June 13, 2022
In the early days of cryptocurrencies, acquiring bitcoins and other tokens was very complicated involving a lot of steps. With the rising popularity of digital assets, many service providers came forward searching for new methods to improve and enhance user experience. However, the arrival of third-party exchanges in the trading process is considered to be a breakthrough in the whole cryptocurrency market.
Centralized Exchanges (CEXs) are digital exchanges that are operated centrally. They have given an immense contribution to the growth and acceptance of digital assets like Ethereum, Bitcoin, etc. Their smooth user interfaces helped people to buy and trade digital assets easily. CEXs work similarly to the conventional stock exchanges. They monitor the digital assets before listing and offer the same overall trading using order books, procuring or providing liquidity, remanding assets, and leaning towards trade settlement. With the latest features like derivative, margin, and options trading, CEXs have improved their security measures to safeguard the digital assets that are in their custody. Some CEXs issue native coins serving the role of an intermediary in the trade settlement processes.

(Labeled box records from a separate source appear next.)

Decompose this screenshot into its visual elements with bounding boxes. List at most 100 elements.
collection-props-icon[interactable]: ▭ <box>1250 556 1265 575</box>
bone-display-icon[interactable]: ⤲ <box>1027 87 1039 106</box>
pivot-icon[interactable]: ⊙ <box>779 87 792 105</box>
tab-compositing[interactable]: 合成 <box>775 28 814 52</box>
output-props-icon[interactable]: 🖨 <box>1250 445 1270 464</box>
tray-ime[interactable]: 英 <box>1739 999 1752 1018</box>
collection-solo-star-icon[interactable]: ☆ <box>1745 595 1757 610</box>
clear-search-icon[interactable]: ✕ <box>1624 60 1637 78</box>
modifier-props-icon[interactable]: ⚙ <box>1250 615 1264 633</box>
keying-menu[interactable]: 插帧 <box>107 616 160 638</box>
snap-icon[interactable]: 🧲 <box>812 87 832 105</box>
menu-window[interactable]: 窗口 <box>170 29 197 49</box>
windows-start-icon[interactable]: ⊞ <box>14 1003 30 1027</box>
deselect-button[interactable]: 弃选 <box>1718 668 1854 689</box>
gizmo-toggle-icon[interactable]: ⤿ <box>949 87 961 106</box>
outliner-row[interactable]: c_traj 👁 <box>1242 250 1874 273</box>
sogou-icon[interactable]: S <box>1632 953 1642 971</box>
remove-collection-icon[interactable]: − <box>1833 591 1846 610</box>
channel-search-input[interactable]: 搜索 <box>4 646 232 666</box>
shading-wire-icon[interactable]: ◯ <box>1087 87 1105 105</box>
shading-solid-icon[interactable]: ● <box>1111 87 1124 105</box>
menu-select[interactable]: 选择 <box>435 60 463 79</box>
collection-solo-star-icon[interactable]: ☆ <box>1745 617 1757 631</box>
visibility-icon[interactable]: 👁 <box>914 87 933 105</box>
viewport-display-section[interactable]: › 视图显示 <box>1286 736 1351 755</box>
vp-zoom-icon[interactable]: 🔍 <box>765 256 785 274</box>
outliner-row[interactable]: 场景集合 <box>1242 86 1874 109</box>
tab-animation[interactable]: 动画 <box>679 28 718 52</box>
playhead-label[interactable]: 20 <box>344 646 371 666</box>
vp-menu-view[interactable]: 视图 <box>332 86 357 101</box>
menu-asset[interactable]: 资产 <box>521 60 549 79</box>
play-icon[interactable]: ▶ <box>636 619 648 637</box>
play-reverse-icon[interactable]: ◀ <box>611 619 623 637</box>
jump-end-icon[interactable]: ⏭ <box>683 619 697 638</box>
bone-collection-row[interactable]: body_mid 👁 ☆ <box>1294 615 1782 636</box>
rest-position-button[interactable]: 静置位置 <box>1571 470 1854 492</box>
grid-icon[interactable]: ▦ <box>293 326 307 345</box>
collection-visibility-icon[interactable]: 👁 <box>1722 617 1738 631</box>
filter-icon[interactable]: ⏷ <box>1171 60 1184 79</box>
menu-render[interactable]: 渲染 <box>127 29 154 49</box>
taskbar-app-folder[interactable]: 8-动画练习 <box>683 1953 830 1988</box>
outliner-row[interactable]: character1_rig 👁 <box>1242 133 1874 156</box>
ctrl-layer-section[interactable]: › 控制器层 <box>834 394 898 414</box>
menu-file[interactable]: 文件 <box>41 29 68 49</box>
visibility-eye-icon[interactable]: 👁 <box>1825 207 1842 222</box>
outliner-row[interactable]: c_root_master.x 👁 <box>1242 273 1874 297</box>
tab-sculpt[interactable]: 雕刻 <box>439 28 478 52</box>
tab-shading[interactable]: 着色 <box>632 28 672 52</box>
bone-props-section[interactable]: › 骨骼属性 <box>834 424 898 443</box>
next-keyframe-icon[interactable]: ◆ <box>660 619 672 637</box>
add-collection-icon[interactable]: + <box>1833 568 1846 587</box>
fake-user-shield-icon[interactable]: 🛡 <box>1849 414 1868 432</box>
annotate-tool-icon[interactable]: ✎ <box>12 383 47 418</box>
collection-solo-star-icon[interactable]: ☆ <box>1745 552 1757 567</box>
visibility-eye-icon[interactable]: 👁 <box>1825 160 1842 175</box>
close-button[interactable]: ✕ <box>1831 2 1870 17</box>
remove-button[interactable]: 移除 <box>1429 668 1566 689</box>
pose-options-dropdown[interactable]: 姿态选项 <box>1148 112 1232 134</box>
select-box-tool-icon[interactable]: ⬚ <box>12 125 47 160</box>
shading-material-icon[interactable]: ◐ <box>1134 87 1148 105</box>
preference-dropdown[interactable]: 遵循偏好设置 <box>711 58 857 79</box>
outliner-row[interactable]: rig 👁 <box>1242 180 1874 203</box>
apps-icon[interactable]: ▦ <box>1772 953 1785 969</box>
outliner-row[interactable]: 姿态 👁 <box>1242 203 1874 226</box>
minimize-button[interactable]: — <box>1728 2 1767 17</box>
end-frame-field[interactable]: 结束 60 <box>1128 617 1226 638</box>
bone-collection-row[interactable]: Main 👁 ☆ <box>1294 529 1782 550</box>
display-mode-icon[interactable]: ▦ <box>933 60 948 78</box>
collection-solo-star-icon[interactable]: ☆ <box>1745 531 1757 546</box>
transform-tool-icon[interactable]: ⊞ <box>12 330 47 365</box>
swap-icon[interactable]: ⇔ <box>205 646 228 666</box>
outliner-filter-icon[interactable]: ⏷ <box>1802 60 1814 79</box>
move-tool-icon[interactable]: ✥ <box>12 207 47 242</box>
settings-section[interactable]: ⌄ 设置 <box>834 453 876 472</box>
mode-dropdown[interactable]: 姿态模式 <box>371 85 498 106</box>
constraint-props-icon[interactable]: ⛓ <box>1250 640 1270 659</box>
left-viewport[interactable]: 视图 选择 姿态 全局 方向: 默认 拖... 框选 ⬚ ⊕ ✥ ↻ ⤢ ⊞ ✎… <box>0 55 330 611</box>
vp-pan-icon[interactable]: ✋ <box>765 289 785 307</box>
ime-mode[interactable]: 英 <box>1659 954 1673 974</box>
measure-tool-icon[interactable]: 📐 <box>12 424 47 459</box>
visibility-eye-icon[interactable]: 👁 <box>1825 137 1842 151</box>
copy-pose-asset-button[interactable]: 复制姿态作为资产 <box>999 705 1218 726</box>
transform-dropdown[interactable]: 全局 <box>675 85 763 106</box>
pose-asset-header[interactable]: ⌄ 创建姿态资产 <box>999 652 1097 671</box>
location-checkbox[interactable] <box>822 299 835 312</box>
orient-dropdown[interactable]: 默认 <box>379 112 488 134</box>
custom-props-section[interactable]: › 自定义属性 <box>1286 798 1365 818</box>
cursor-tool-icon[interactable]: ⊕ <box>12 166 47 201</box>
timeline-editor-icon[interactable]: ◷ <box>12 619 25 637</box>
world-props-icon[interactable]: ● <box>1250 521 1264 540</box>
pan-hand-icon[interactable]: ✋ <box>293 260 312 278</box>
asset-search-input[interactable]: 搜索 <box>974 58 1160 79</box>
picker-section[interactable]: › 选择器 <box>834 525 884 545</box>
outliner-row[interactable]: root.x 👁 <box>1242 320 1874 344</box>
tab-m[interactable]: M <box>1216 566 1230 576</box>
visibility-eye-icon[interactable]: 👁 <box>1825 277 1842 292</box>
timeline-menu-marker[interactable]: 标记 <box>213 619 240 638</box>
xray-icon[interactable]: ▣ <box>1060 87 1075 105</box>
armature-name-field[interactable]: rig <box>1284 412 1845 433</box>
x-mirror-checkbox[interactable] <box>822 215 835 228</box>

Decentralized Exchanges (DEXs) can be considered as an alternative that is in collaboration with modern decentralized finance (DeFi). They allow direct trade of digital assets between the users using automated smart contracts. DEX protocols make use of smart contracts for the transactions to conclude automatically as long as the required conditions are completely satisfied. Every automated transaction will be stored on the blockchain. The user experience and the interface are similar to CEXs, but there are many differences between both. DEXs do not have custody power over digital assets and the private keys of the assets in the digital wallets are maintained by the user. DEXs do not feature fiat settlement; their operations are limited to the trading of digital asset pairs. However, if the buyer and seller get matched, a wide array of digital assets are allowed to be traded using DEXs even without high trade volumes. Mostly, DEXs are developed on the Ethereum blockchain. Users will be paying a transaction fee instead of brokerage fees charged by the exchanges. This fee is calculated according to the computational power needed to carry out the transaction. However, the regulations that come for DEXs are still unclear as they are still under evolution. But some regulations of CEXs apply to DExs too.
CEXs are the dominating entities in the digital asset trading market currently. But, DEXs are showing rapid growth and play a vital role in the rapidly flourishing sectors in the blockchain as well as the financial technology ecosystem. Several CEXs have adopted DeFi initiatives and functionalities to provide a better user experience. They are executing and adopting functionalities like blockchain relayers or wallets that can communicate with CEXs. As the regulatory environment is continuously evolving, entities that are planning to function in the ecosystem must be aware of the major regulatory operators and should build their initiative following them.